Two cars leave town 150 kilometres apart at the same time and travel toward each other. One car's rate is 18 kilometres per hour more than the others. If they meet in 3 hours, what is the rate of the faster car ?
V1 = X km/h, V2 = x + 18 km/h.
d1 + d2 = 150 km.
3x + 3(x+18) = 150, 6x + 54 = 150, 6x = 96, X = 16 km/h, x+18 = 16 + 18 = 34 km/h = V2 = Speed of the faster car.
To find the rate (or speed) of the faster car, we can set up an equation based on the information given.
Let's say the rate of the slower car is 'x' kilometers per hour.
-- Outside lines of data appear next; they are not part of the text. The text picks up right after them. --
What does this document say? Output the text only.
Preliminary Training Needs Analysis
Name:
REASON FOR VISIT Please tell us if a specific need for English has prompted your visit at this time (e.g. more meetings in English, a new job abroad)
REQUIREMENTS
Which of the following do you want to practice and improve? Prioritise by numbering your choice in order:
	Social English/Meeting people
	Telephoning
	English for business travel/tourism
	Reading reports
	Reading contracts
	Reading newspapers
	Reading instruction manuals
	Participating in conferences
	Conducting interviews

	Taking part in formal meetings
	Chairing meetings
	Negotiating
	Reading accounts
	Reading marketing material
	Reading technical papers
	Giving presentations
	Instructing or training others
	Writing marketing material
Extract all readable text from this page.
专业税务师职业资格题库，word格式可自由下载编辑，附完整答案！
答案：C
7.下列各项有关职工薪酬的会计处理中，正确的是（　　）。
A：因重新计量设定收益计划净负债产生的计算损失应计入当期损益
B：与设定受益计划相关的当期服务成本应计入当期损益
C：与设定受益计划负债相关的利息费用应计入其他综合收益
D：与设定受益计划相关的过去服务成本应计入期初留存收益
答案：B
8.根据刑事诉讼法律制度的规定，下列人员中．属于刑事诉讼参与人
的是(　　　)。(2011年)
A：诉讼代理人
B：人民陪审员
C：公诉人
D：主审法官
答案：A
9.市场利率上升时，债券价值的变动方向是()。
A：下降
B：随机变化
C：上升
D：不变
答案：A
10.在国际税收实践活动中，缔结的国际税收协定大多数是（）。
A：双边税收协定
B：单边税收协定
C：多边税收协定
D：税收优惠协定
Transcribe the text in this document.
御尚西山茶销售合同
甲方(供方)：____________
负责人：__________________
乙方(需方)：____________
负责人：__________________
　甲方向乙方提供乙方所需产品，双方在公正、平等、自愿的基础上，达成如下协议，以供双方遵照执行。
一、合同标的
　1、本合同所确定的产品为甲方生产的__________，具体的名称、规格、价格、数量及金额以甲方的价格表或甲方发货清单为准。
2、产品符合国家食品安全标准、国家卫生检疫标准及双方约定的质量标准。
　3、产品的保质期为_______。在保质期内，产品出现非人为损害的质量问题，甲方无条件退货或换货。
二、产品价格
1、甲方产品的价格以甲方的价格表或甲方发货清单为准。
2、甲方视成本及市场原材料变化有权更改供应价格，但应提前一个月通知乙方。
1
Since the rate of the faster car is 18 kilometers per hour more, its rate is 'x + 18' kilometers per hour.
The distance traveled by the slower car in 3 hours is:
Distance = Rate × Time = x km/h × 3 h = 3x km
And the distance traveled by the faster car in 3 hours is:
Distance = Rate × Time = (x + 18) km/h × 3 h = 3(x + 18) km
Since they are traveling towards each other, the total distance covered by both cars should add up to 150 kilometers:
Distance of slower car + Distance of faster car = 150 km
Substituting the distances we calculated earlier, the equation becomes:
3x + 3(x + 18) = 150
Now we can solve this equation to find the value of 'x' and hence the rate of the faster car.
3x + 3(x + 18) = 150
3x + 3x + 54 = 150
6x + 54 = 150
6x = 150 - 54
6x = 96
x = 96/6
x = 16
So, the rate of the slower car is 16 km/h. And since the rate of the faster car is 'x + 18', the rate of the faster car is:
16 + 18 = 34 km/h
Therefore, the rate of the faster car is 34 kilometers per hour.